Tomorrow's issue of Nature discusses the next steps in cancer research (subscription required for the full text):
A tumour cell is a genetic disaster area littered with mutations that differ not only from one type of cancer to the next, but from one patient to the next.... ...[which makes] new targeted drug therapies for cancer seem hopeless. And yet, the reality may be just the opposite. The richness of the data becoming available in these and other studies allows researchers to cut through the complexity. Genes work together in pathways of reactions to accomplish a particular biological function, such as cell division — and many or most of the mutated genes picked up by these cancer studies are involved in a comparatively small number of pathways. The Johns Hopkins team found that most of the mutations in their pancreatic tumours affected just 12 pathways. The Genome Atlas team found that most of its glioblastomas showed mutations in a set of three pathways. So drugs targeting these pathways might work in more patients than drugs that target only one of a pathway's myriad gene components.

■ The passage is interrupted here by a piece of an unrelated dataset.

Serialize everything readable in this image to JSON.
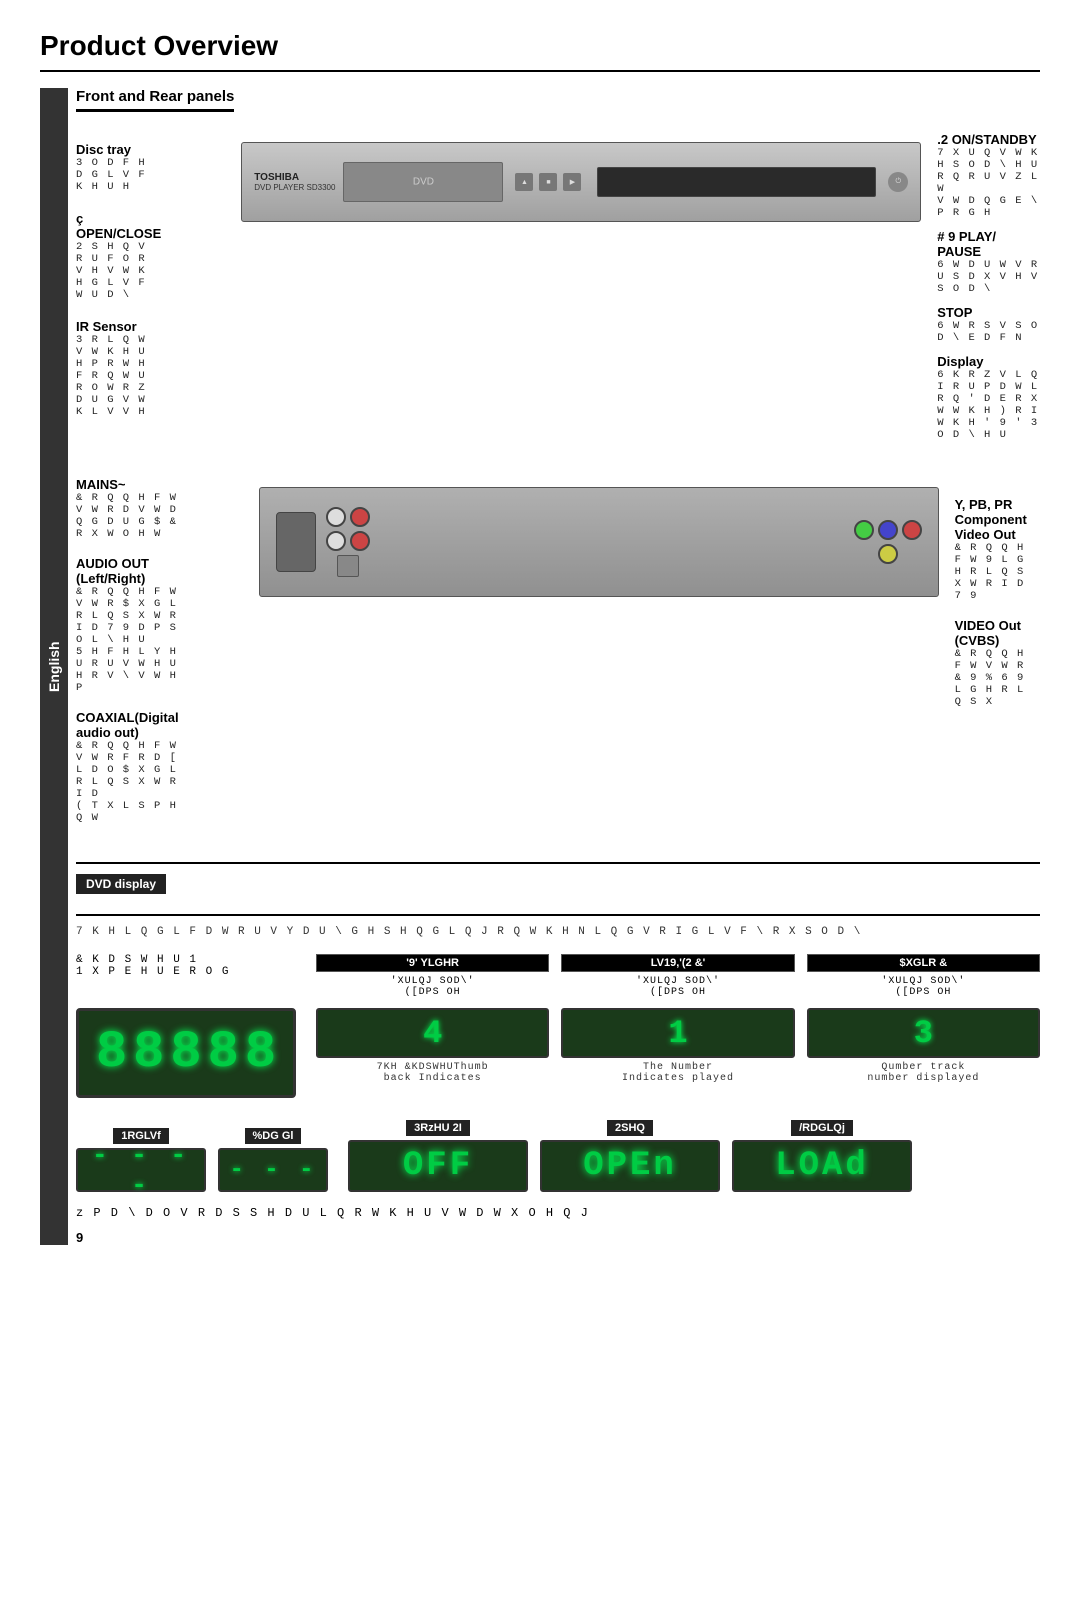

This is somewhat along the lines of what I wrote yesterday:
This means that an effective drug treatment for many cancers will have to be based on a mixed strategy, such a drug regimen targeting not just one protein, but a combination of molecular players. Strategies like this can only be rationally designed when we actually understand how those molecular players work together. Basic researchers have been making steady progress towards that goal, but as I noted above, it is only within the last few years that genomics and computational biology have made such an understanding possible.
We're not losing the "War on Cancer," and some of the most effective cures are going to come out of the kind of detailed basic research that Nature is talking about.